The proportion of the world represented by the G-7 has shrunk considerably since the group’s inception in the 1970s. Starting in the 17th century, Europe rose to dominate the globe through its process of modernization and globalization. The international society that we live in today, a society of sovereign and equal states, is a European invention. But now is a time to rethink this society. We are in the process of transitioning to a more globalized world, and the rules and the institutions of international society need to be updated to reflect the diversity of the world we inhabit.

That does not mean totally re-inventing the world. It definitely need not mean accepting an imperialistic redefinition by a new global hegemon, whatever form that may take. Global institutions need to be changed, reformed, adapted and reinterpreted, but in a stable and peaceful manner. The G-7 can still contribute to the world in leading the rule-making by preserving what is valuable, while also listening humbly to new ideas and voices from other parts of the world. The group can still play an important coordinating role in this very difficult transition era. The Indo-Pacific has been a center of world growth for several centuries, and now deserves to take center stage. Japan can play a crucial role in this difficult period of transition, and the G-7 Hiroshima Summit offers a glimpse of that possibility.

The presence of leaders from South Korea Korea and Australia underscored Japan’s position as the linchpin of an Asian network of like-minded partners with shared values. Australia and Japan have deepened their strategic ties in recent years. The Japan-South Korea relationship, meanwhile, was the final missing piece in this network of partners. The image of the two countries’ leaders with their partners laying a wreath in front of the memorial remembering Korean victims of the atomic bomb in Hiroshima was a historic moment in the bilateral relationship. If this relationship could be solidified and institutionalized, it may one day come to be regarded as something like the Franco-German Axis of postwar European integration, which formed the basis for the peaceful development of Europe. Perhaps we should think about an “Elysée Treaty” for Japan and South Korea, learning from the 1963 Franco-German treaty of friendship that still today offers a solid basis for the relationship between those two erstwhile enemies.

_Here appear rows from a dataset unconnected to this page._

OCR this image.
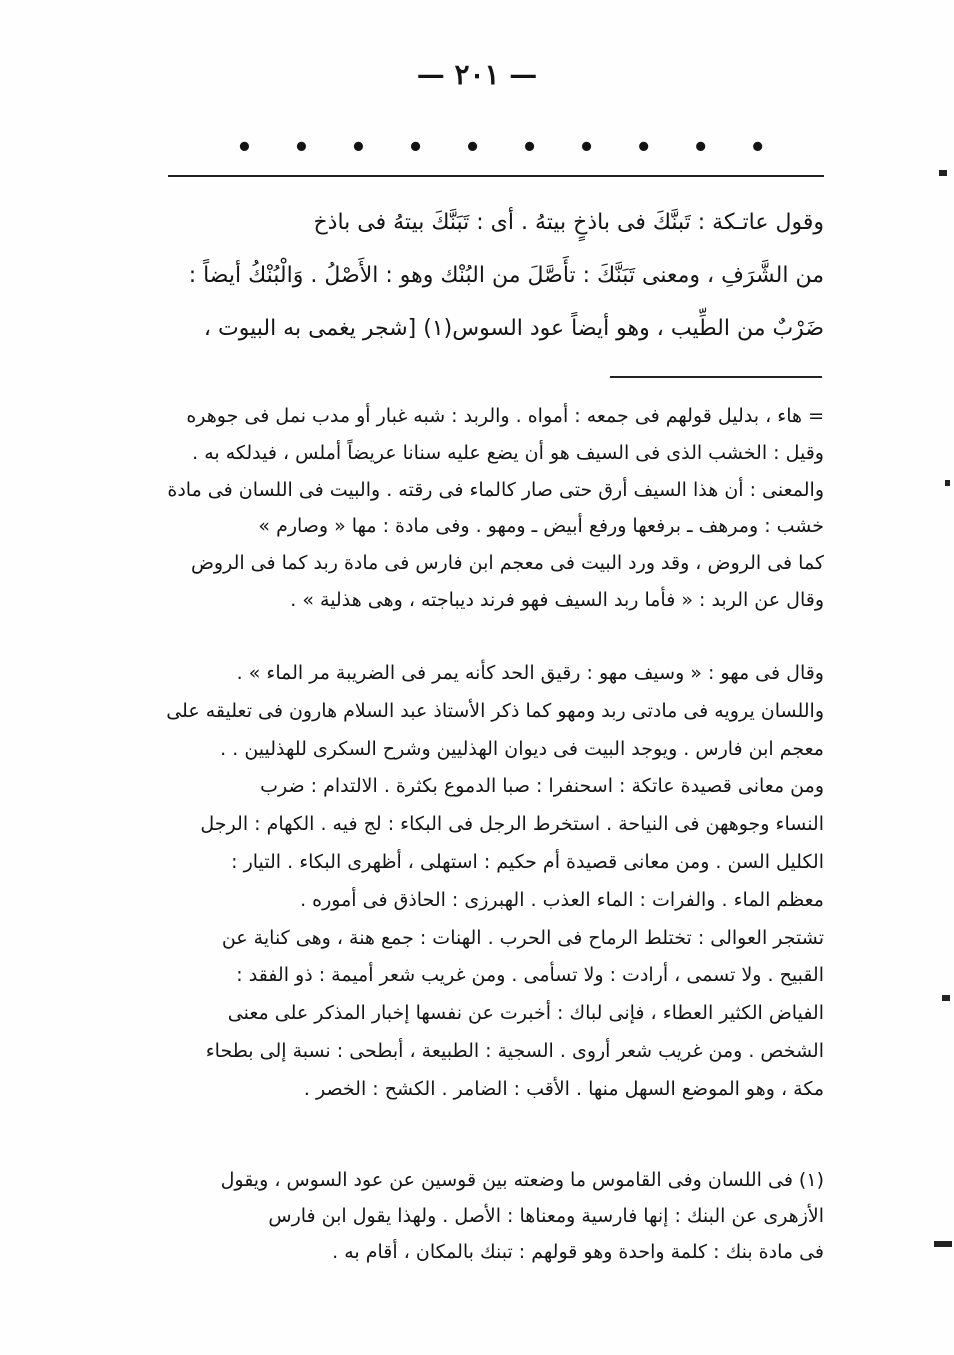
— ٢٠١ —
•
•
•
•
•
•
•
•
•
•
وقول عاتـكة : تَبنَّكَ فى باذخٍ بيتهُ . أى : تَبَنَّكَ بيتهُ فى باذخ
من الشَّرَفِ ، ومعنى تَبَنَّكَ : تأَصَّلَ من البُنْك وهو : الأَصْلُ . وَالْبُنْكُ أيضاً :
ضَرْبٌ من الطِّيب ، وهو أيضاً عود السوس(١) [شجر يغمى به البيوت ،
= هاء ، بدليل قولهم فى جمعه : أمواه . والربد : شبه غبار أو مدب نمل فى جوهره
وقيل : الخشب الذى فى السيف هو أن يضع عليه سنانا عريضاً أملس ، فيدلكه به .
والمعنى : أن هذا السيف أرق حتى صار كالماء فى رقته . والبيت فى اللسان فى مادة
خشب : ومرهف ـ برفعها ورفع أبيض ـ ومهو . وفى مادة : مها « وصارم »
كما فى الروض ، وقد ورد البيت فى معجم ابن فارس فى مادة ربد كما فى الروض
وقال عن الربد : « فأما ربد السيف فهو فرند ديباجته ، وهى هذلية » .
وقال فى مهو : « وسيف مهو : رقيق الحد كأنه يمر فى الضريبة مر الماء » .
واللسان يرويه فى مادتى ربد ومهو كما ذكر الأستاذ عبد السلام هارون فى تعليقه على
معجم ابن فارس . ويوجد البيت فى ديوان الهذليين وشرح السكرى للهذليين . .
ومن معانى قصيدة عاتكة : اسحنفرا : صبا الدموع بكثرة . الالتدام : ضرب
النساء وجوههن فى النياحة . استخرط الرجل فى البكاء : لج فيه . الكهام : الرجل
الكليل السن . ومن معانى قصيدة أم حكيم : استهلى ، أظهرى البكاء . التيار :
معظم الماء . والفرات : الماء العذب . الهبرزى : الحاذق فى أموره .
تشتجر العوالى : تختلط الرماح فى الحرب . الهنات : جمع هنة ، وهى كناية عن
القبيح . ولا تسمى ، أرادت : ولا تسأمى . ومن غريب شعر أميمة : ذو الفقد :
الفياض الكثير العطاء ، فإنى لباك : أخبرت عن نفسها إخبار المذكر على معنى
الشخص . ومن غريب شعر أروى . السجية : الطبيعة ، أبطحى : نسبة إلى بطحاء
مكة ، وهو الموضع السهل منها . الأقب : الضامر . الكشح : الخصر .
(١) فى اللسان وفى القاموس ما وضعته بين قوسين عن عود السوس ، ويقول
الأزهرى عن البنك : إنها فارسية ومعناها : الأصل . ولهذا يقول ابن فارس
فى مادة بنك : كلمة واحدة وهو قولهم : تبنك بالمكان ، أقام به .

Efforts to engage global partners had already begun at previous G-7 summits, but gathered momentum at the Hiroshima Summit. Most of the challenges that the world faces today –climate change, energy transition, food security, or global health problems – cannot be solved by the G-7 alone. The group needs to work with partners around the world, and the presence and weight of other leaders at the Hiroshima Summit showed that the G-7 clearly recognizes this. Eight leaders from non-G-7 member states were present at the summit, representing each of the world’s continents and regional institutions. The presence of Indonesia, representing ASEAN, and the Cook Islands, representing the Pacific Islands Forum, showed a vision of the world that did not previously exist within the G-7, an Indo-Pacific vision, one that is more open and diverse, seeking to offer an equal place for partners large and small.

With its aging, declining population, Japan is conscious that it is not in a position to dictate this emerging century. Without connecting to the vibrant and growing Indo-Pacific, its future is grim. Indeed, all members of the G-7 need to become aware that we are entering a new era, one that requires countries to work together to maintain world peace and stable growth. This will in turn demand sincere respect for each other’s values and culture, as well as a willingness to communicate and learn. The hope for Japan is that the Hiroshima Summit will be remembered as the moment that this process truly got underway.